B-TR ANA SAYFA
   ANA SAYFA   |   GERİ
Koçun Tahtasından Notlar
Antrenör denen varlık !

YAZAR'A E-MAIL
15 Mart 2011 Salı

PAYLAŞ: 



Herkese merhabalar,

Bu platformda daha önce hiç yazı yazmamıştım (daha önce nerede yazdıysam J ). Sağolsunlar, fikirlerimi, bildiklerimi, düşüncelerimi zaman zaman da ufak anılarımı aktarmam için sevgili bowling-tr ekibi bana küçük bir yer ayırıp büyük incelik gösterdiler. Bende bu fırsatı kaçırmadım tabii :=)

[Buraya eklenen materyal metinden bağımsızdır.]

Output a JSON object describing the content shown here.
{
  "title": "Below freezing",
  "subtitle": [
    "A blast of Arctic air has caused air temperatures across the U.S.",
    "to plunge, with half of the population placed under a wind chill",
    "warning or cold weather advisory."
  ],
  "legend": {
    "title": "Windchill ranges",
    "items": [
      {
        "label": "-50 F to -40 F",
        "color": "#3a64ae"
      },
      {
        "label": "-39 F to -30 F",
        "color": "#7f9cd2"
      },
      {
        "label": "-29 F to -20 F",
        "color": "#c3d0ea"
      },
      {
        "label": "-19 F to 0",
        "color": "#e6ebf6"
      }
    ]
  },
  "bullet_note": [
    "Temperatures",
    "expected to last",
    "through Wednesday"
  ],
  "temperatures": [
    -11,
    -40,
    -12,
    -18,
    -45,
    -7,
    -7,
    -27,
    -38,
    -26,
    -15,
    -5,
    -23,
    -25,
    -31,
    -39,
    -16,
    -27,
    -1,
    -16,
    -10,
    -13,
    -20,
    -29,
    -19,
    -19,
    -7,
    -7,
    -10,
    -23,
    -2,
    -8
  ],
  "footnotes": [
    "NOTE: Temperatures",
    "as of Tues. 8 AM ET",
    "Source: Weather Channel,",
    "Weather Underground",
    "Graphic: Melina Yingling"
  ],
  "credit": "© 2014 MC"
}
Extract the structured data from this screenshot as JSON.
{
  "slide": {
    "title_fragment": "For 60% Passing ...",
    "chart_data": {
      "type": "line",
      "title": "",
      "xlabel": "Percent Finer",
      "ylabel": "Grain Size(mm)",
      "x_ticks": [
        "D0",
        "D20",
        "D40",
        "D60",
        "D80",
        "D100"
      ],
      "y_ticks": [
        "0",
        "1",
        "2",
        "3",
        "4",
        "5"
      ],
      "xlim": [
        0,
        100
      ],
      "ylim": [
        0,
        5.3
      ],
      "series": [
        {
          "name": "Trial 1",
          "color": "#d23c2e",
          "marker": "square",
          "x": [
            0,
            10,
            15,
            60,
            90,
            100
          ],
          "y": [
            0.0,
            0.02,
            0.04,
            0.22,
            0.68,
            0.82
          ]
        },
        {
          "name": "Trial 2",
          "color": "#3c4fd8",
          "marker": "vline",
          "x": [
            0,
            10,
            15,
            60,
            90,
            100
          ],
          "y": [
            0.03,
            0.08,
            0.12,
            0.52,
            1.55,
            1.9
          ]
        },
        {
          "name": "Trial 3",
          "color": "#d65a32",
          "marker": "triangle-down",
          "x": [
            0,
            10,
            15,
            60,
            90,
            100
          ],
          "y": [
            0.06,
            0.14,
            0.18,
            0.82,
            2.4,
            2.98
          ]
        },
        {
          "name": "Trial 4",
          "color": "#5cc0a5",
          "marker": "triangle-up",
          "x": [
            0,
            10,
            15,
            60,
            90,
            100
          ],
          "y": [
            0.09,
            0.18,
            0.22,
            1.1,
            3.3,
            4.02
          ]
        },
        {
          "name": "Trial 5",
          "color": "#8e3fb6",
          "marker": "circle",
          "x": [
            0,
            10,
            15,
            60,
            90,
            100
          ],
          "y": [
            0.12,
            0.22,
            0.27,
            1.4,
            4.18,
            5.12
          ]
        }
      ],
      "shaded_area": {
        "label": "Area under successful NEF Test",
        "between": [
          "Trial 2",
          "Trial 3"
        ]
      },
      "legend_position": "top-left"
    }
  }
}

Bu platformda sizlere bazı alıntılar, edinilen tecrübeler ve yeni fikirler/düşüncelerden bahsetmeye çalışacağım. Bütün bunları okuyanları sıkmadan fakat yazılanın özünü de kaybetmeden anlaşılabilir bir şekilde yapmaya çalışacağım. Sürç-i lisan edersem, atladığım yerler olursa şimdiden affola, lütfen beni düzeltmekten de çekinmeyin ayrıca.

Bu yazıda sizlere, “bowlingde antrenöre ihtiyaç olur mu?”, “Bu antrenörler ne işe yarar?” gibi soruların cevaplarını vermeye çalışacak ve bowling’in hatta diğer sporların da içinde bulunan veya bulunması muhtemel antrenör tiplerinden bahsedeceğim.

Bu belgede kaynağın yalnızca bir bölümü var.